At Malassezia furfur is a yeast that occurs in the natural flora of almost everyone. The microorganism does not normally damage its host, but can under certain circumstances multiply and then cause inflammatory reactions in the skin, such as reddening and flaking, which in certain cases occur together with itching.
Malassezia furfur belongs to the yeast fungi. These are unicellular fungi that develop energy from the breakdown of organic matter. The fungus is characterized by an oval, cylindrical or round-like cell structure and belongs to the class of Fungi imperfecti. These so-called imperfect fungi are tubular, stand or yoke fungi that multiply through the formation of spores.
The name of Malassezia furfur is composed of Malassezia (after Louis-Charles Malassez, a French medic and bacteriologist from the 19th century) and the Latin term furfur for "skin scab". Malassezia furfur is mainly found in humans, but has also been found in other living things, such as dogs.
The protozoa have a size of 1.5 to 5.5 µm and consist of round or oval fungal cells that multiply through asexual spores. It is believed that the fungus is found in the skin flora of over 90 percent of all people. The transmission and spreading takes place unnoticed. No direct skin contact is necessary for this, just contact with contaminated bath mats, clothing or shoes is sufficient. It can also be passed on from person to animal.
Malassezia furfur has lipophilic properties, which means that it can dissolve fats and oils particularly well. The skin fungus feeds on sebum, which is produced in human skin and consists of long-chain fatty acids. It is therefore particularly common in skin regions where increased sebum is produced, for example on the hairy scalp, on the face or on the chest and back.
Since the onset of puberty is accompanied by increased sebum production, an increased colonization with Malassezia yeasts can be observed for this phase of life. With age, the function of the sebum glands and thus the population density decline again. An extreme increase in fungi and thus skin diseases only occurs in certain and susceptible people, and then repeatedly.
A warm and humid climate is considered to be favorable factors for excessive reproduction. Almost every second person in tropical regions is said to be affected, in the temperate zone only one percent of the population. An immune system that has been weakened by infections or diseases is also a risk factor for excessive Malassezia yeast colonization.
If the fungus multiplies too much, it overgrows the other microorganisms of the skin flora. A fungal infection develops that causes scaly, sharply defined spots. Since the fungus can absorb UV radiation, the melanin production of the skin under the fungus is not stimulated, which means that these areas do not turn brown when exposed to sunlight. These skin changes can become increasingly larger and take up entire areas of the skin. A distinction is made between different forms depending on the characteristics.

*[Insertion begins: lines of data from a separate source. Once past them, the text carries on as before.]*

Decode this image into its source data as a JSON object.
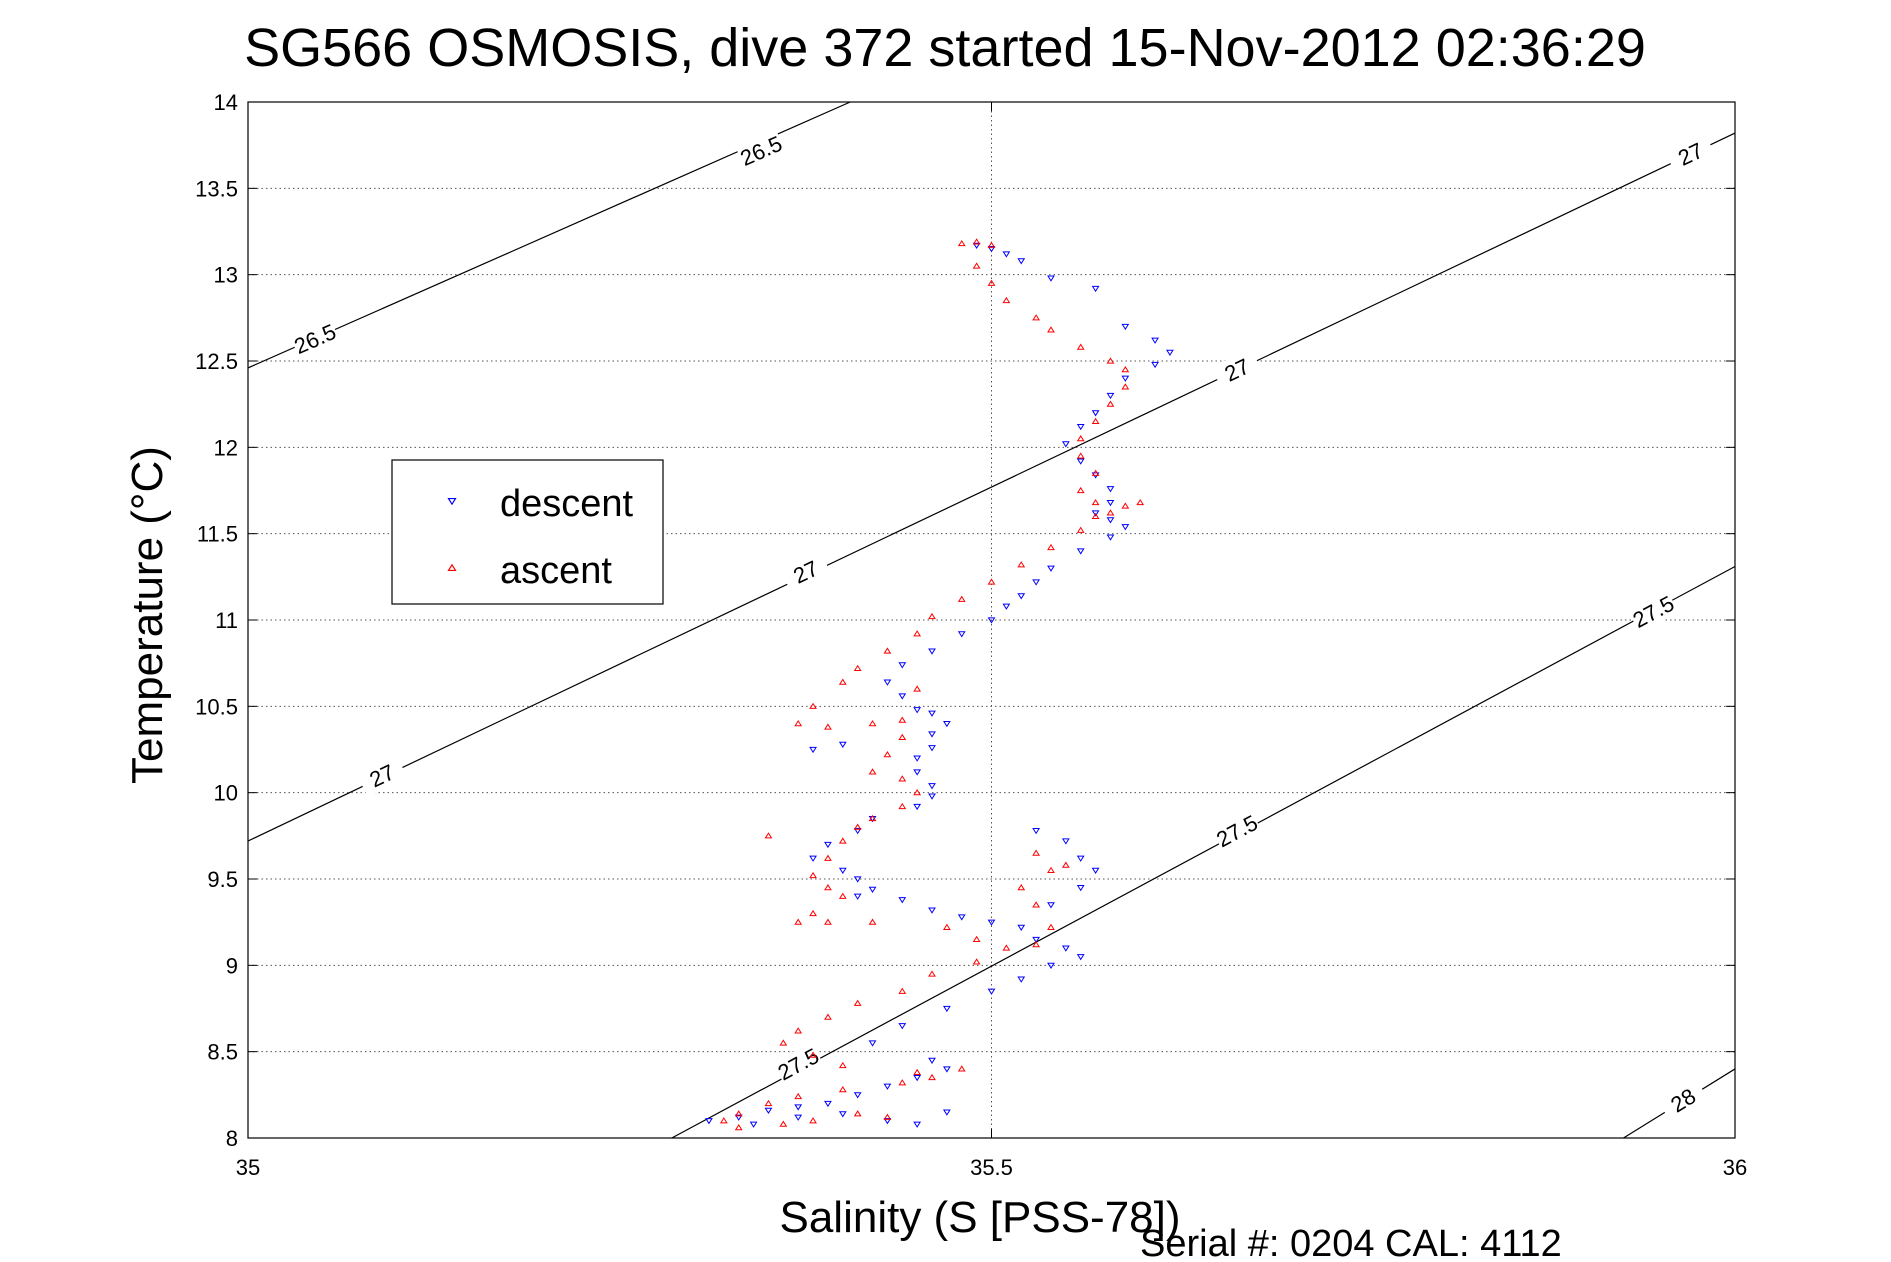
{
  "chart_data": {
    "type": "scatter",
    "title": "SG566 OSMOSIS, dive 372 started 15-Nov-2012 02:36:29",
    "xlabel": "Salinity (S [PSS-78])",
    "ylabel": "Temperature (°C)",
    "xlim": [
      35,
      36
    ],
    "ylim": [
      8,
      14
    ],
    "x_ticks": [
      "35",
      "35.5",
      "36"
    ],
    "y_ticks": [
      "8",
      "8.5",
      "9",
      "9.5",
      "10",
      "10.5",
      "11",
      "11.5",
      "12",
      "12.5",
      "13",
      "13.5",
      "14"
    ],
    "grid": true,
    "legend_position": "left",
    "footer": "Serial #: 0204  CAL: 4112",
    "series": [
      {
        "name": "descent",
        "color": "#0000ff",
        "marker": "triangle-down",
        "points": [
          [
            35.49,
            13.17
          ],
          [
            35.5,
            13.15
          ],
          [
            35.51,
            13.12
          ],
          [
            35.52,
            13.08
          ],
          [
            35.54,
            12.98
          ],
          [
            35.57,
            12.92
          ],
          [
            35.59,
            12.7
          ],
          [
            35.61,
            12.62
          ],
          [
            35.62,
            12.55
          ],
          [
            35.61,
            12.48
          ],
          [
            35.59,
            12.4
          ],
          [
            35.58,
            12.3
          ],
          [
            35.57,
            12.2
          ],
          [
            35.56,
            12.12
          ],
          [
            35.55,
            12.02
          ],
          [
            35.56,
            11.92
          ],
          [
            35.57,
            11.84
          ],
          [
            35.58,
            11.76
          ],
          [
            35.58,
            11.68
          ],
          [
            35.57,
            11.62
          ],
          [
            35.58,
            11.58
          ],
          [
            35.59,
            11.54
          ],
          [
            35.58,
            11.48
          ],
          [
            35.56,
            11.4
          ],
          [
            35.54,
            11.3
          ],
          [
            35.53,
            11.22
          ],
          [
            35.52,
            11.14
          ],
          [
            35.51,
            11.08
          ],
          [
            35.5,
            11.0
          ],
          [
            35.48,
            10.92
          ],
          [
            35.46,
            10.82
          ],
          [
            35.44,
            10.74
          ],
          [
            35.43,
            10.64
          ],
          [
            35.44,
            10.56
          ],
          [
            35.45,
            10.48
          ],
          [
            35.46,
            10.46
          ],
          [
            35.47,
            10.4
          ],
          [
            35.46,
            10.34
          ],
          [
            35.46,
            10.26
          ],
          [
            35.45,
            10.2
          ],
          [
            35.45,
            10.12
          ],
          [
            35.46,
            10.04
          ],
          [
            35.46,
            9.98
          ],
          [
            35.45,
            9.92
          ],
          [
            35.42,
            9.85
          ],
          [
            35.41,
            9.78
          ],
          [
            35.39,
            9.7
          ],
          [
            35.38,
            9.62
          ],
          [
            35.4,
            9.55
          ],
          [
            35.41,
            9.5
          ],
          [
            35.42,
            9.44
          ],
          [
            35.44,
            9.38
          ],
          [
            35.46,
            9.32
          ],
          [
            35.48,
            9.28
          ],
          [
            35.5,
            9.25
          ],
          [
            35.53,
            9.78
          ],
          [
            35.55,
            9.72
          ],
          [
            35.56,
            9.62
          ],
          [
            35.57,
            9.55
          ],
          [
            35.56,
            9.45
          ],
          [
            35.54,
            9.35
          ],
          [
            35.52,
            9.22
          ],
          [
            35.53,
            9.15
          ],
          [
            35.55,
            9.1
          ],
          [
            35.56,
            9.05
          ],
          [
            35.54,
            9.0
          ],
          [
            35.52,
            8.92
          ],
          [
            35.5,
            8.85
          ],
          [
            35.47,
            8.75
          ],
          [
            35.44,
            8.65
          ],
          [
            35.42,
            8.55
          ],
          [
            35.46,
            8.45
          ],
          [
            35.47,
            8.4
          ],
          [
            35.45,
            8.35
          ],
          [
            35.43,
            8.3
          ],
          [
            35.41,
            8.25
          ],
          [
            35.39,
            8.2
          ],
          [
            35.37,
            8.18
          ],
          [
            35.35,
            8.16
          ],
          [
            35.33,
            8.12
          ],
          [
            35.31,
            8.1
          ],
          [
            35.34,
            8.08
          ],
          [
            35.37,
            8.12
          ],
          [
            35.4,
            8.14
          ],
          [
            35.43,
            8.1
          ],
          [
            35.45,
            8.08
          ],
          [
            35.47,
            8.15
          ],
          [
            35.38,
            10.25
          ],
          [
            35.4,
            10.28
          ],
          [
            35.41,
            9.4
          ]
        ]
      },
      {
        "name": "ascent",
        "color": "#ff0000",
        "marker": "triangle-up",
        "points": [
          [
            35.48,
            13.18
          ],
          [
            35.49,
            13.19
          ],
          [
            35.5,
            13.17
          ],
          [
            35.49,
            13.05
          ],
          [
            35.5,
            12.95
          ],
          [
            35.51,
            12.85
          ],
          [
            35.53,
            12.75
          ],
          [
            35.54,
            12.68
          ],
          [
            35.56,
            12.58
          ],
          [
            35.58,
            12.5
          ],
          [
            35.59,
            12.45
          ],
          [
            35.59,
            12.35
          ],
          [
            35.58,
            12.25
          ],
          [
            35.57,
            12.15
          ],
          [
            35.56,
            12.05
          ],
          [
            35.56,
            11.95
          ],
          [
            35.57,
            11.85
          ],
          [
            35.56,
            11.75
          ],
          [
            35.57,
            11.68
          ],
          [
            35.59,
            11.66
          ],
          [
            35.6,
            11.68
          ],
          [
            35.58,
            11.62
          ],
          [
            35.56,
            11.52
          ],
          [
            35.54,
            11.42
          ],
          [
            35.52,
            11.32
          ],
          [
            35.5,
            11.22
          ],
          [
            35.48,
            11.12
          ],
          [
            35.46,
            11.02
          ],
          [
            35.45,
            10.92
          ],
          [
            35.43,
            10.82
          ],
          [
            35.41,
            10.72
          ],
          [
            35.4,
            10.64
          ],
          [
            35.38,
            10.5
          ],
          [
            35.37,
            10.4
          ],
          [
            35.39,
            10.38
          ],
          [
            35.42,
            10.4
          ],
          [
            35.44,
            10.42
          ],
          [
            35.44,
            10.32
          ],
          [
            35.43,
            10.22
          ],
          [
            35.42,
            10.12
          ],
          [
            35.44,
            10.08
          ],
          [
            35.45,
            10.0
          ],
          [
            35.44,
            9.92
          ],
          [
            35.42,
            9.85
          ],
          [
            35.41,
            9.8
          ],
          [
            35.4,
            9.72
          ],
          [
            35.39,
            9.62
          ],
          [
            35.38,
            9.52
          ],
          [
            35.39,
            9.45
          ],
          [
            35.4,
            9.4
          ],
          [
            35.38,
            9.3
          ],
          [
            35.37,
            9.25
          ],
          [
            35.39,
            9.25
          ],
          [
            35.42,
            9.25
          ],
          [
            35.47,
            9.22
          ],
          [
            35.49,
            9.15
          ],
          [
            35.51,
            9.1
          ],
          [
            35.53,
            9.12
          ],
          [
            35.54,
            9.22
          ],
          [
            35.53,
            9.35
          ],
          [
            35.52,
            9.45
          ],
          [
            35.54,
            9.55
          ],
          [
            35.55,
            9.58
          ],
          [
            35.53,
            9.65
          ],
          [
            35.49,
            9.02
          ],
          [
            35.46,
            8.95
          ],
          [
            35.44,
            8.85
          ],
          [
            35.41,
            8.78
          ],
          [
            35.39,
            8.7
          ],
          [
            35.37,
            8.62
          ],
          [
            35.36,
            8.55
          ],
          [
            35.38,
            8.48
          ],
          [
            35.4,
            8.42
          ],
          [
            35.45,
            8.38
          ],
          [
            35.46,
            8.35
          ],
          [
            35.44,
            8.32
          ],
          [
            35.4,
            8.28
          ],
          [
            35.37,
            8.24
          ],
          [
            35.35,
            8.2
          ],
          [
            35.33,
            8.14
          ],
          [
            35.32,
            8.1
          ],
          [
            35.33,
            8.06
          ],
          [
            35.36,
            8.08
          ],
          [
            35.38,
            8.1
          ],
          [
            35.41,
            8.14
          ],
          [
            35.43,
            8.12
          ],
          [
            35.35,
            9.75
          ],
          [
            35.45,
            10.6
          ],
          [
            35.57,
            11.6
          ],
          [
            35.48,
            8.4
          ]
        ]
      }
    ],
    "contours": [
      {
        "label": "26.5",
        "x": [
          35.0,
          35.405
        ],
        "y": [
          12.46,
          14.0
        ],
        "labels_at": [
          [
            35.045,
            12.63
          ],
          [
            35.345,
            13.72
          ]
        ]
      },
      {
        "label": "27",
        "x": [
          35.0,
          36.0
        ],
        "y": [
          9.72,
          13.82
        ],
        "labels_at": [
          [
            35.09,
            10.1
          ],
          [
            35.375,
            11.28
          ],
          [
            35.665,
            12.45
          ],
          [
            35.97,
            13.7
          ]
        ]
      },
      {
        "label": "27.5",
        "x": [
          35.285,
          36.0
        ],
        "y": [
          8.0,
          11.31
        ],
        "labels_at": [
          [
            35.37,
            8.43
          ],
          [
            35.665,
            9.78
          ],
          [
            35.945,
            11.05
          ]
        ]
      },
      {
        "label": "28",
        "x": [
          35.925,
          36.0
        ],
        "y": [
          8.0,
          8.4
        ],
        "labels_at": [
          [
            35.965,
            8.22
          ]
        ]
      }
    ]
  }
}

In pityriasis versicolor, the most common superficial mycosis, the sharply demarcated, yellowish-brown and scaly patches form mainly in the chest and back area. These can spread to the lateral trunk as the infestation progresses. The bran-shaped flaking can easily be wiped off with a wooden spatula. If long-lasting pigment disorders remain after these spots have healed, this is called pityriasis versicolor alba.
Another form of expression is seborrheic dermatitis, which shows itself as whitish-yellowish and greasy skin flakes that occur particularly on the scalp and face. The skin under the scales is reddened due to the inflammation. Often, eyebrows and the beard area are also affected. In most cases, these skin changes in the form of reddening are only perceived by those affected as a cosmetic impairment, as they rarely cause symptoms such as itching or burning.
On the other hand, Malassezia folliculitis, which is characterized by small, extremely itchy papules and pustules, is comparatively rare. Here the fungal infection is no longer just superficial, but the yeast bacteria have penetrated into deeper layers and lead to the aforementioned inflammatory reactions there.
The diagnosis of mycosis can be made by a dermatologist using a so-called radio allergen sorbent test (RAST), in which specific immunoglobulins against allergens are detected in the blood. However, since this examination method takes a comparatively high level of effort, a sample of the scales is usually taken instead by tearing off adhesive tape and examined under the microscope.
Medical treatment is necessary because fungal infections do not heal on their own. For this purpose, the doctor prescribes antimycotics in the form of ointments, gels, shampoos or creams. Fungal infections are persistent, so stopping therapy too early is not recommended. It is also important to ensure that contaminated clothing is thoroughly disinfected to prevent re-infection.
Fungal skin diseases are usually harmless. In exceptional cases there is a risk of systemic mycosis. Here the fungus no longer only colonizes the skin, but reaches the organs via the bloodstream. This is a serious illness that can be very dangerous, especially for people with weakened immune systems, and in the worst case can lead to death.